Some mouse studies have kept calories constant to evaluate intermittent fasting independently and only changed the feeding schedule. They have compared a regime of caloric restriction with intermittent fasting to a regime of calorie restriction alone. These studies have yielded somewhat mixed results, so there are no clear answers to be had there.
More research is needed, but so far, it seems some forms of intermittent fasting could be a good alternative or can supplement the possible health benefits of calorie restriction.
One human study on intermittent fasting, which involved changing only the timing of people’s meals without any calorie restriction, found very negligible results for participants.
This interplay can make it hard to know what’s really behind the weight loss, blood pressure changes, insulin and glucose regulation, and other effects seen in research and people who follow intermittent fasting regimens.

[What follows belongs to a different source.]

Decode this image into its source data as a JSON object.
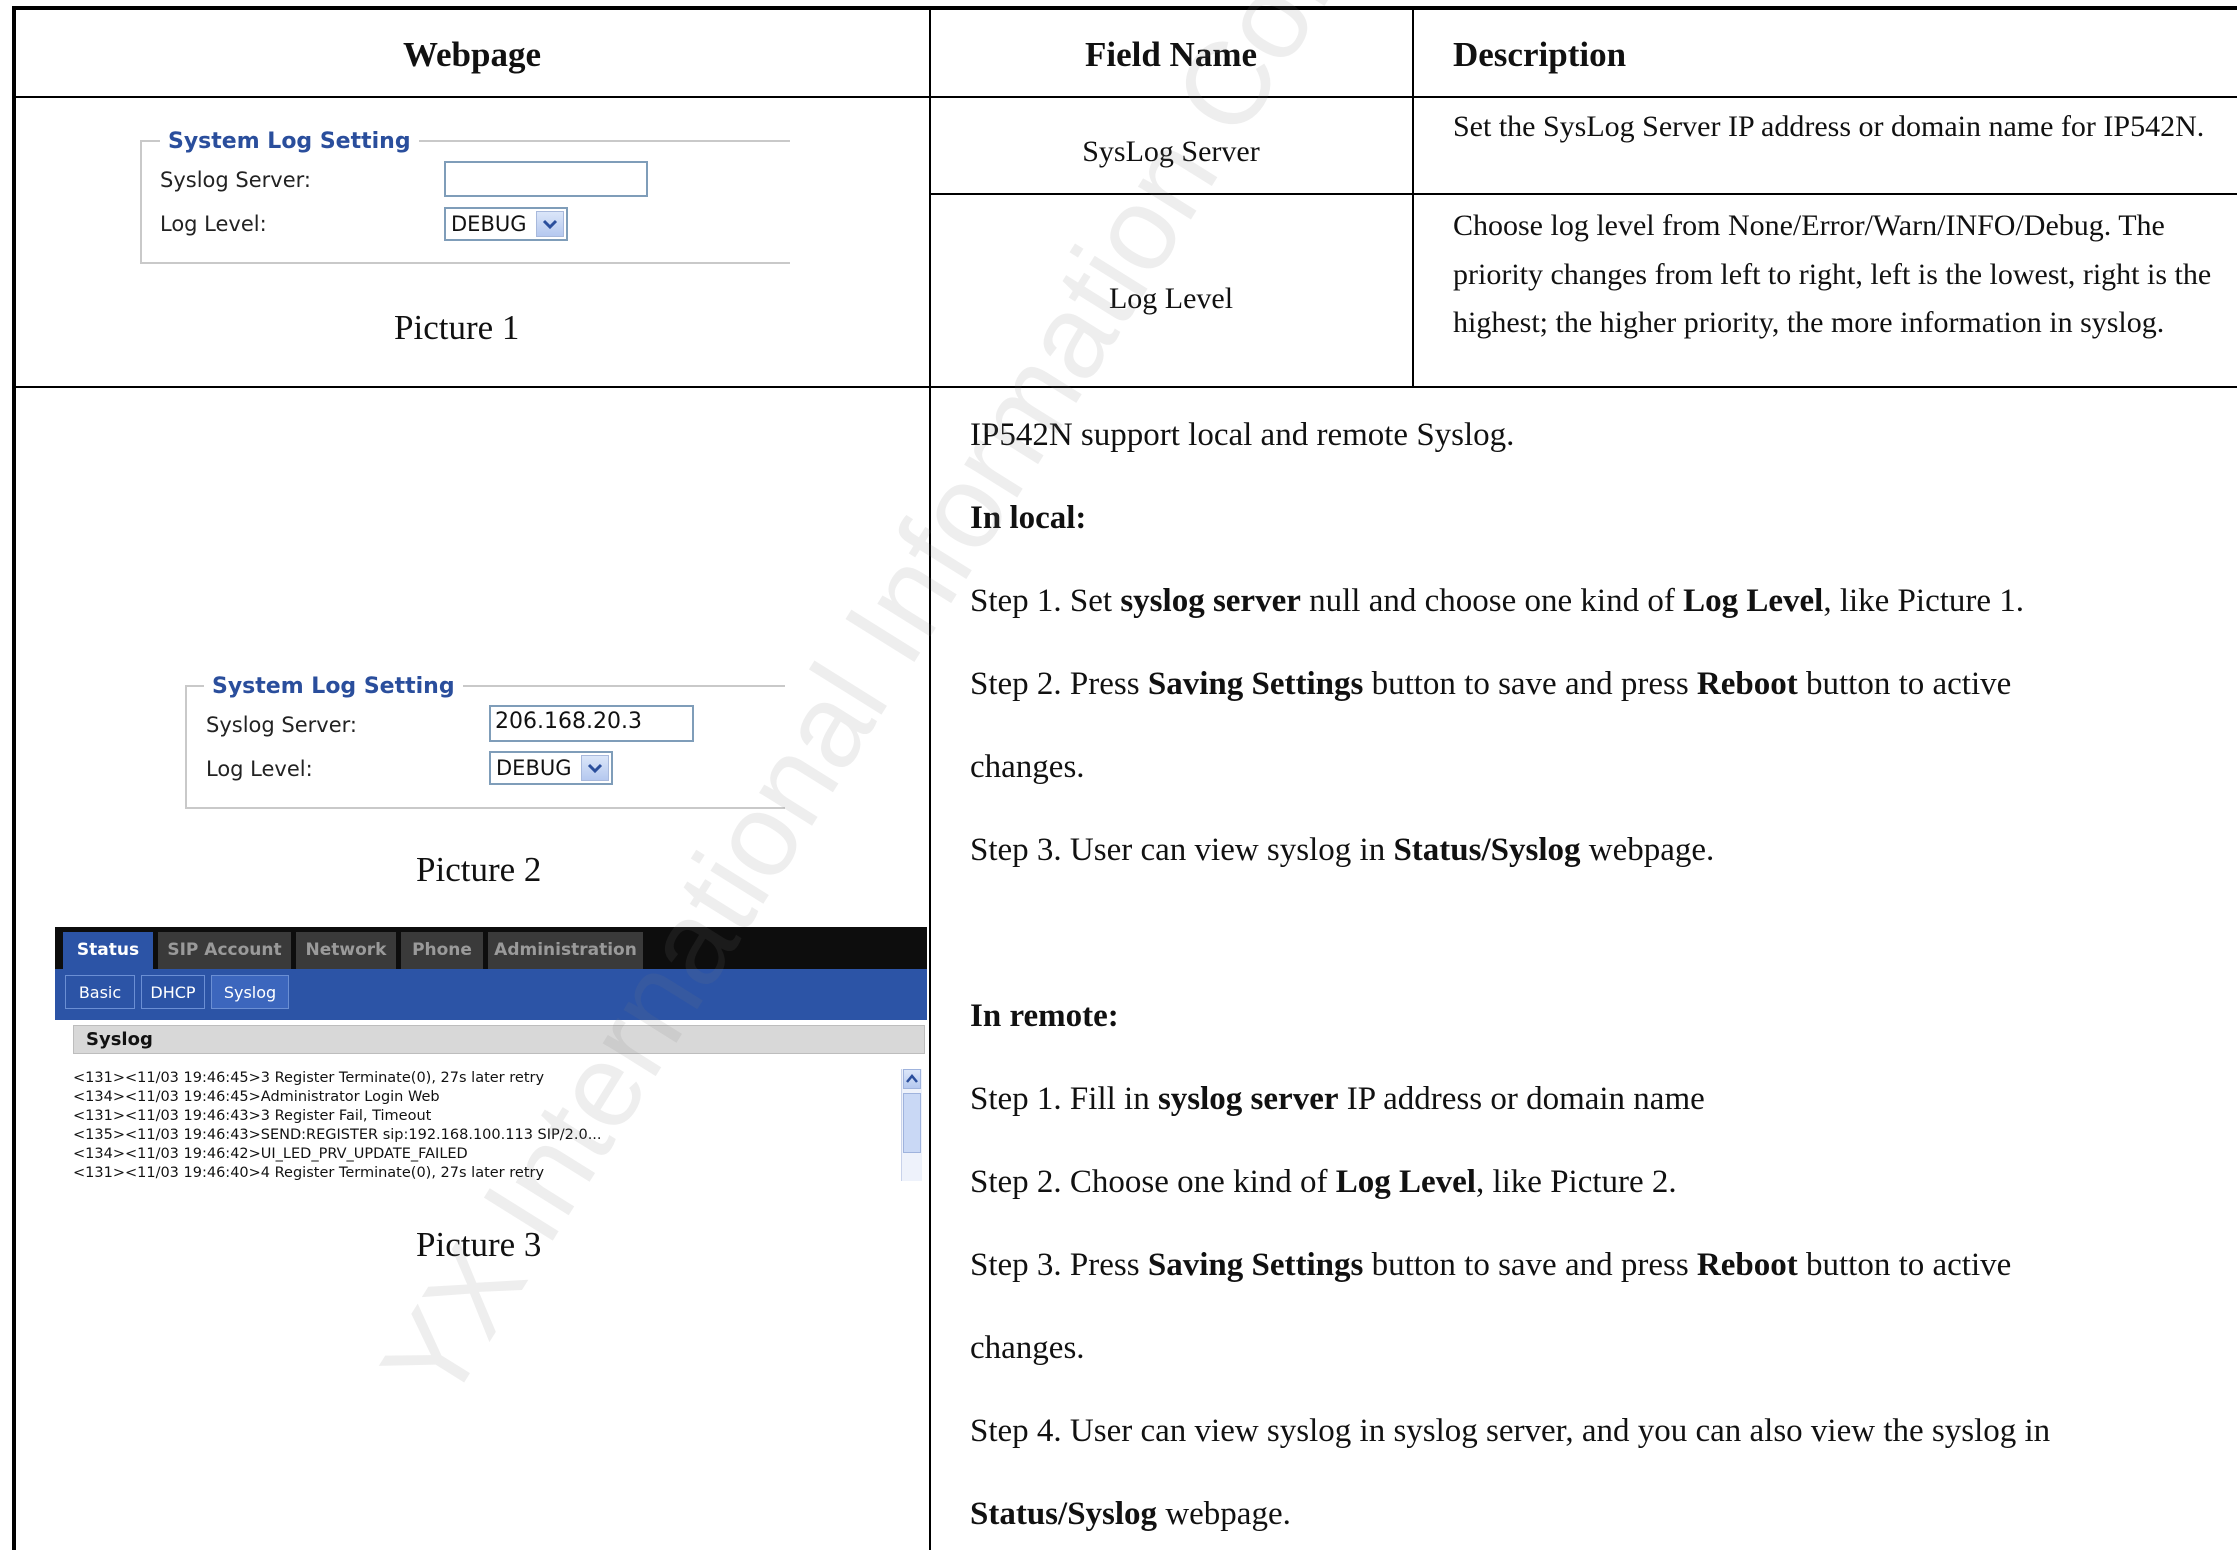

Is it the timing, or the reduction in calories that yields results?
“I think that’s mainly just driven by people eating less.”
Three of the five fasters Inverse interviewed also practice a ketogenic diet, have cut out certain foods (one says he stopped eating unhealthy meals his mother made, for example), or exercise while intermittent fasting, which may contribute to their results.
“Intermittent fasting has become popular over the past five years, and people go for weight loss, but I think that’s mainly just driven by people eating less,” Krista Varady, a professor of nutrition and kinesiology at the University of Illinois, Chicago who studies intermittent fasting, tells Inverse.
Three out of the five fasters also adhere to extremely tight eating windows: 19 hours of fasting and 5 hours of eating, or 20 hours of fasting and 4 hours of eating. One faster also claims to follow the one meal a day or OMAD regime. With only four hours to eat, it’s perhaps impossible to eat much more than one regular meal’s worth of food.
But Longo tells Inverse that this kind of drastic restriction isn’t recommended.
“I think people should stay away from the idea of just eating once a day,” he says. “It’s very, very risky. And in fact, based on the data, problematic.”
He cites a higher risk of gallstone disease and gallbladder operations, which a few studies have pointed to as a side effect of prolonged overnight fasts.
Ultimately, people themselves do not follow the same rigorous, controlled schedules as participants in scientific research. It is reasonable to suspect that what they’re experiencing might be a calorie deficit brought on by the mental game intermittent fasting sets in play.
One of the intermittent fasters Inverse spoke to, Patrick, agrees.
“For me, it’s primarily a form of calorie restriction.”
If you ask fasters, intermittent fasting is not strictly a diet — but you might end up eating less.